The proposal has split industry groups, with the trade group for drugmakers, the Pharmaceutical Research and Manufacturers of America (PhRMA), supporting the move and the trade group for PBMs, the Pharmaceutical Care Management Association (PCMA), criticizing it.

In their testimony during the Energy and Commerce subcommittee hearing on Wednesday, PBMs noted that HHS’s own proposed rule includes analyses that suggest it would raise premiums for consumers. The actuary of the Centers for Medicare and Medicaid Services estimates that Part D premiums will increase by as much as 25% and federal spending will increase by $196 billion over 10 years, said Amy Bricker, RPh, senior vice president of the supply chain of Express Scripts in her testimony.

Still, lawmakers appeared skeptical about how well the rebate system benefits consumers.
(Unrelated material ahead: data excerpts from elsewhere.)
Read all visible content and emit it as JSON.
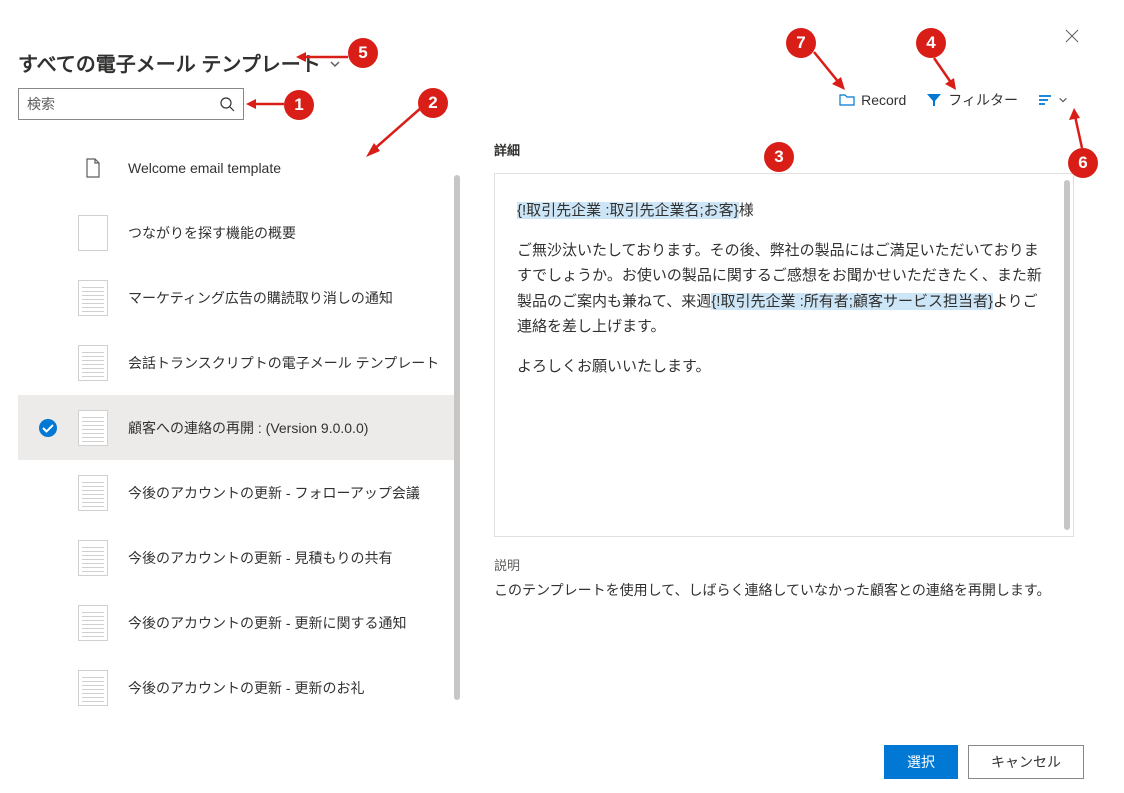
{
  "title": "すべての電子メール テンプレート",
  "search": {
    "placeholder": "検索"
  },
  "toolbar": {
    "record": "Record",
    "filter": "フィルター"
  },
  "list": [
    {
      "label": "Welcome email template",
      "selected": false,
      "thumb": "doc"
    },
    {
      "label": "つながりを探す機能の概要",
      "selected": false,
      "thumb": "blank"
    },
    {
      "label": "マーケティング広告の購読取り消しの通知",
      "selected": false,
      "thumb": "lines"
    },
    {
      "label": "会話トランスクリプトの電子メール テンプレート",
      "selected": false,
      "thumb": "lines"
    },
    {
      "label": "顧客への連絡の再開 : (Version 9.0.0.0)",
      "selected": true,
      "thumb": "lines"
    },
    {
      "label": "今後のアカウントの更新 - フォローアップ会議",
      "selected": false,
      "thumb": "lines"
    },
    {
      "label": "今後のアカウントの更新 - 見積もりの共有",
      "selected": false,
      "thumb": "lines"
    },
    {
      "label": "今後のアカウントの更新 - 更新に関する通知",
      "selected": false,
      "thumb": "lines"
    },
    {
      "label": "今後のアカウントの更新 - 更新のお礼",
      "selected": false,
      "thumb": "lines"
    }
  ],
  "detail": {
    "header": "詳細",
    "body": {
      "h1": "{!取引先企業 :取引先企業名;お客}",
      "t1": "様",
      "p1": "ご無沙汰いたしております。その後、弊社の製品にはご満足いただいておりますでしょうか。お使いの製品に関するご感想をお聞かせいただきたく、また新製品のご案内も兼ねて、来週",
      "h2": "{!取引先企業 :所有者;顧客サービス担当者}",
      "t2": "よりご連絡を差し上げます。",
      "p2": "よろしくお願いいたします。"
    },
    "desc_h": "説明",
    "desc_t": "このテンプレートを使用して、しばらく連絡していなかった顧客との連絡を再開します。"
  },
  "actions": {
    "select": "選択",
    "cancel": "キャンセル"
  },
  "callouts": [
    "1",
    "2",
    "3",
    "4",
    "5",
    "6",
    "7"
  ]
}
At Wednesday’s hearing, Rep. Morgan Griffith (R-VA) suggested simply dropping the rebates and moving to a system in which PBMs would get a flat fee for serving as go-betweens. He questioned what justifies cases where PBMs base their fees on list prices for medicines.

“It doesn’t cost your company any more to process a $4 drug than it does a $40,000 drug,” Griffith said. “Wouldn’t it make more sense just to have a flat fee for doing what y’all do?”

Rep. Earl L. “Buddy” Carter (R-GA) said concerns about the business practices of PBMs and drugmakers have sparked rare unity among Democrats and Republicans in Congress.

“What you’ve witnessed here today is bipartisanship,” Carter, who owns community pharmacies, told the witnesses.

He predicted that HHS would prevail in its efforts to overhaul the drug rebate system, particularly efforts to apply discounts at the point of sale.

“That’s going to happen. We’re going to make sure that happens,” Carter said. “That’s going to bring more transparency to the system and we’re not going to stop there.”